At university, without financial support, Michel put herself through classes and kept a roof over her head by working over forty hours a week at a nearby retail job meanwhile taking the maximum number of classes she was allowed during the school year and over holiday breaks. “That was just my motivation: I can do anything anyone else can do.” She graduated in four years, inviting her mom to the ceremony only to watch her walk out of the audience before Michel’s name was called to collect her diploma. In her mother’s absence, the crowd was filled with extended family and friends. “I had so many people there to cheer me on, because they all knew what my life was like.” From there, Michel continued to check off her list of goals. She married her high school sweetheart, rose the ranks at the Walt Disney Company, and resumed her child acting career by earning roles in major motion pictures like The Human Stain and a starring role helming her own television series, Under One Roof.
Michele’s acting career was full steam ahead when her show was abruptly cancelled. Rather than shaken, she saw the unexpected pause as an opportunity to fulfill her biggest dream: to become the kind of mother she had always wanted. She gave birth to her daughter six years ago, her son four years ago, then, by way of a friend took in a third child whose own mother’s job was too peripatetic to have a child in tow. “Everyone needs help. It takes a village,” Michel says all too knowingly, as if mentally calling forth the community of friends and family who filled in where her own parental supports left off. “Making my own show—I would think I’d be most proud of that accomplishment. But having them,” she trails off emphasizing the ineffable gratitude she has for the ability to give her family stability and love.

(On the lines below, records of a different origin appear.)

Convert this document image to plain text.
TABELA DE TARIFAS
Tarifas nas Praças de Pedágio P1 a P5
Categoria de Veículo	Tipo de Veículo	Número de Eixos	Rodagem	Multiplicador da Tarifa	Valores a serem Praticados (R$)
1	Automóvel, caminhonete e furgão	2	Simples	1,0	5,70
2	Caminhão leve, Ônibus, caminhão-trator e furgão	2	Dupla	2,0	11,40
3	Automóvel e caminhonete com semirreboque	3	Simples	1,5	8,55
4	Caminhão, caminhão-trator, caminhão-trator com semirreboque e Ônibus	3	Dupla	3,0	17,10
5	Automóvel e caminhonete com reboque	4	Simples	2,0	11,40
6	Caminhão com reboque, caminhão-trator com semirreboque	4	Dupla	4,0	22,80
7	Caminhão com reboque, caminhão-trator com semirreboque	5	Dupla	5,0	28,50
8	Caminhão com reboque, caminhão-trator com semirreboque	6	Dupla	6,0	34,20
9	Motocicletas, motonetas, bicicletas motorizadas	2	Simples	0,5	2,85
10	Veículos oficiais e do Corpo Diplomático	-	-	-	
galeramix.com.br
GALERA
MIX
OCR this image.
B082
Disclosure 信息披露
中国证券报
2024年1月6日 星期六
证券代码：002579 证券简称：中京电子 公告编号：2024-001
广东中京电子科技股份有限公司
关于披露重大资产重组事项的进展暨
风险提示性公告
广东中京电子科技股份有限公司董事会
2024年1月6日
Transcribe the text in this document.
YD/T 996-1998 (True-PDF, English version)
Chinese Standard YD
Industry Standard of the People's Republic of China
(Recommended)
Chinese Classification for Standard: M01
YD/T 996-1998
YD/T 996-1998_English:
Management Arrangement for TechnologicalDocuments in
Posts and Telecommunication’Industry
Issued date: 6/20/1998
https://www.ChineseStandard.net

Now, with all of her children in school, Michele is ready to return to acting, with an eye on independent film. She’s asked her agent for two months to prepare. So after dropping her kids off in the morning, between the runs to Costco, Target, the grocery store, parent teacher conferences and before practicing scenes and picking everyone up at 2:30 to start the evening routine of homework, dinner, baths, and story time, she fits in two hours at the gym. “Monday through Friday. I have to get fit and toned.”
That she needs a wardrobe to support her to-the-minute schedule goes without saying. “As a mom it needs to be quick and effortless,” she says of the timelessness she looks for in a wardrobe. “Things that transition from season to season, year to year,” and that can get her from the school run to workouts, auditions, and pickups, simultaneously highlighting her body while providing the comfort of clothing she can unwind in with a much deserved glass of wine after the kids go to sleep. In a word: “versatile.”
Whatever obstacle comes next, says Michel, “It sounds cliché, but [what I’ve learned] is that I can do anything I put my mind to. No matter where you are it’s possible to live the life you want to be living.” How does she know she found hers? “Out of the blue my kids will run up and say, ‘I love you, Mommy.’ And run away. That’s by far the best. Those are the moments when I think, Oh, this is what I went through all of those things in the past for.”